La contribution de l’IA dans notre quotidien ne cesse de croître à travers les diverses applications rendues accessibles, comme la reconnaissance vocale, la détection de visages sur des images, les chatbots, etc. Ces technologies utilisent des algorithmes de Machine Learning pour établir des modèles prédictifs spécifiques aux besoins.
Le déploiement de l’IA sous forme d’application web ou mobile est une phase clé afin de mieux tirer profit de son apport. Nous parlons d’une API (service web) qui sera interrogée à chaque nouvelle donnée (nouvelle commande vocale, nouvelle image à identifier).
Dans cet article, nous vous présentons un cas concret de construction d’un modèle d’IA et de son déploiement via une application mobile, le tout en moins d’une heure chrono !
Azure Machine Learning Studio (AzureML) pour le modèle, Xamarin pour le déploiement
Il existe de nombreuses librairies de Machine Learning, qu’elles soient open-source ou payantes, sous forme d’API ou de logiciels. Dans le cas présent, nous utiliserons Azure Machine Learning Studio : c’est un outil permettant de créer un modèle de Machine Learning depuis un navigateur web via une interface graphique, il n’est donc pas nécessaire d’écrire une ligne de code !
AzureML studio contient les étapes essentielles du Machine Learning comme la sélection des données, leur nettoyage, l’apprentissage et la validation.
Xamarin est une suite d’outils de développement en C# pour des applications mobiles natives (Android, iOS, Windows). Il permet de développer à la fois des interfaces graphiques communes ou spécifiques à chaque système d’exploitation.
Le lien entre AzureML et Xamarin se fait grâce à une fonctionnalité particulièrement intéressante de AzureML: il s’agit de la possibilité de déployer un modèle de Machine Learning sous la forme d’un service web. Ainsi, AzureML fournit les templates des classes en C# prêtes à être utilisées dans Xamarin.
Exemple concret : identifier des arbres !

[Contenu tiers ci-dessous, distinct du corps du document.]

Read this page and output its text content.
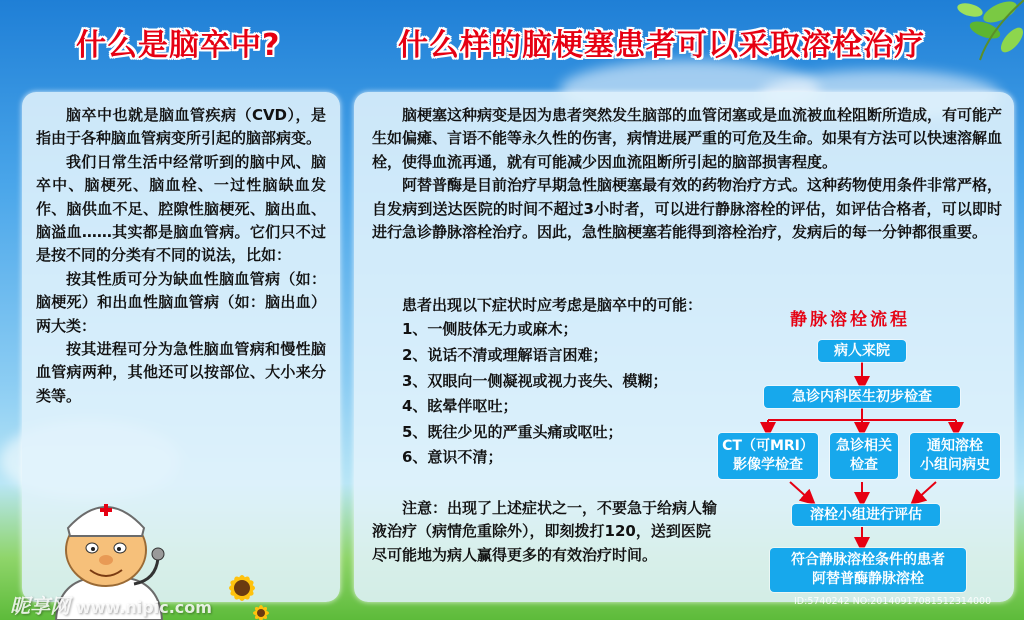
什么是脑卒中?	什么样的脑梗塞患者可以采取溶栓治疗

脑卒中也就是脑血管疾病（CVD），是指由于各种脑血管病变所引起的脑部病变。

我们日常生活中经常听到的脑中风、脑卒中、脑梗死、脑血栓、一过性脑缺血发作、脑供血不足、腔隙性脑梗死、脑出血、脑溢血……其实都是脑血管病。它们只不过是按不同的分类有不同的说法，比如：

按其性质可分为缺血性脑血管病（如：脑梗死）和出血性脑血管病（如：脑出血）两大类：

按其进程可分为急性脑血管病和慢性脑血管病两种，其他还可以按部位、大小来分类等。

脑梗塞这种病变是因为患者突然发生脑部的血管闭塞或是血流被血栓阻断所造成，有可能产生如偏瘫、言语不能等永久性的伤害，病情进展严重的可危及生命。如果有方法可以快速溶解血栓，使得血流再通，就有可能减少因血流阻断所引起的脑部损害程度。

阿替普酶是目前治疗早期急性脑梗塞最有效的药物治疗方式。这种药物使用条件非常严格，自发病到送达医院的时间不超过3小时者，可以进行静脉溶栓的评估，如评估合格者，可以即时进行急诊静脉溶栓治疗。因此，急性脑梗塞若能得到溶栓治疗，发病后的每一分钟都很重要。

患者出现以下症状时应考虑是脑卒中的可能：
1、一侧肢体无力或麻木；
2、说话不清或理解语言困难；
3、双眼向一侧凝视或视力丧失、模糊；
4、眩晕伴呕吐；
5、既往少见的严重头痛或呕吐；
6、意识不清；

注意：出现了上述症状之一，不要急于给病人输液治疗（病情危重除外），即刻拨打120，送到医院尽可能地为病人赢得更多的有效治疗时间。

静脉溶栓流程
病人来院
急诊内科医生初步检查
CT（可MRI）
影像学检查
急诊相关
检查
通知溶栓
小组问病史
溶栓小组进行评估
符合静脉溶栓条件的患者
阿替普酶静脉溶栓
昵享网 www.nipic.com	ID:5740242 NO:20140917081512314000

Nous présentons un exemple de Machine Learning plutôt ludique: nous souhaitons prédire l’année de plantation d’un arbre à Paris depuis ses caractéristiques (taille, circonférence et diamètre). Pour cela, nous utilisons des données issues du portail open-data de la ville de Paris (https://opendata.paris.fr/), qui recense tous les arbres parisiens. Nous décrirons dans ce qui suit les étapes pour reproduire cet exemple.
Construction du modèle avec Azure ML
L’utilisation de AzureML se fait via l’adresse https://studio.azureml.net. Une fois connecté, l’outil propose de créer des projets contenant l’expérience de machine learning. Dans notre cas, nous souhaitons prédire l’année de plantation d’un arbre.
L’expérience se compose d’un ensemble de traitements représentés par des briques. Chaque brique applique une action de transformation sur les données, les connexions représentent l’ordonnancement des briques et donc des transformations.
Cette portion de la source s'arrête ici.